Турка спал крепко и от толчков только всхрапывал.
Евгений Павлович шепотом спросил коменданта:
— Неужели расстреливать?
Комендант нервно дернул щекой и метнул в сторону генерала обозленными глазами.
— Нет, кофий со сливками пить, — сердито отрезал он и буркнул: — Спите уж, старичок. Ваше дело здесь маленькое.
Очевидно, во всей фигуре Евгения Павловича проступило беспомощное томление, потому что комендант добавил:
— Есть чего жалеть! Душ двадцать зарезал, сукин сын. Таких и стрелять в первую голову, чтоб землю не заблевывали.
Турка проснулся. Один ус его по-прежнему торчал, как револьверное дуло; другой рассыпался по щеке веером.
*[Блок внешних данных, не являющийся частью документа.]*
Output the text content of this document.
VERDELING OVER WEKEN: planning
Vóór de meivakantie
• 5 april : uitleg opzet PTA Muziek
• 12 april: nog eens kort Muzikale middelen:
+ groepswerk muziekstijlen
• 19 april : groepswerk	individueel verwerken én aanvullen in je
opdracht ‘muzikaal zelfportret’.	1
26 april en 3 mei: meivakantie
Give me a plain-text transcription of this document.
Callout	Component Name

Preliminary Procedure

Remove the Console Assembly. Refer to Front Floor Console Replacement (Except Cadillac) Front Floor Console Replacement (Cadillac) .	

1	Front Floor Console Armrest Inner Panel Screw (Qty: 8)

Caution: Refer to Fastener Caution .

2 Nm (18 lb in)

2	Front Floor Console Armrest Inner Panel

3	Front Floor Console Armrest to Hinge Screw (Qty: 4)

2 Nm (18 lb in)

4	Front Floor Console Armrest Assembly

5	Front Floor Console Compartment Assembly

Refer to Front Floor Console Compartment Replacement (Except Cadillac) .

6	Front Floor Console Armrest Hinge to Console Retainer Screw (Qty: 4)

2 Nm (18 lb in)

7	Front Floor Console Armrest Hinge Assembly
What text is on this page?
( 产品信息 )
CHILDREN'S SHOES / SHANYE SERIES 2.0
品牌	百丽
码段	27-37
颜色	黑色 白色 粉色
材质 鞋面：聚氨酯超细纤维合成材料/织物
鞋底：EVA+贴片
Он ничего не спрашивал, быстро навернул портянки и надел лаковые с гармошкой сапоги. Лицо его чуть-чуть посерело, а глаза забегали мышами.
— Налево, что ли? — спросил он коменданта.
Комендант неторопливо отозвался:
— Там у пули спросишь.
Турка закрутил ус, встал и засмеялся.
— Она, братишка, только свистит без толку: у ней ответа не добьешься.
Покрутил еще усы, затуманился.
— Эх, усов жалко. Десять лет растил-холил, — и повернулся к Евгению Павловичу.
По всему облику генерала почувствовал его мучительную тоску и ободрительно потрепал по плечу:
— Не горюйте, папаша: все там будем. А вот примите от меня, извините, на память, от чистого сердца. Так, в кармане завалялось… Нам ни к чему.
Он вынул и сунул в руку Евгению Павловичу маленький, тускло блеснувший желтым, тяжелый предмет и, наклонившись к генералу, внезапно поцеловал его в губы. От усов Турки почему-то пахло ванилью.
— Простите, папаша, ежели словом обидел.
Евгений Павлович не мог поглядеть в глаза налетчику и стоял понурившись, сжимая в левой ладони подарок.
Турку увели. Евгений Павлович разжал ладонь и увидел в ней маленькое резное изображение Будды, монгольский бурханчик. Будда сидел, поджав тоненькие ножки, держа в руке змею, и бессмысленно-мудро улыбался. По весу и мягкому блеску металла генерал понял, что бурхан золотой.
Евгений Павлович вздохнул, положил бурханчик в боковой карман тужурки и залез под одеяло. В тишине камеры ему по временам чудились отдаленные выстрелы, и он вздрагивал сквозь дрему.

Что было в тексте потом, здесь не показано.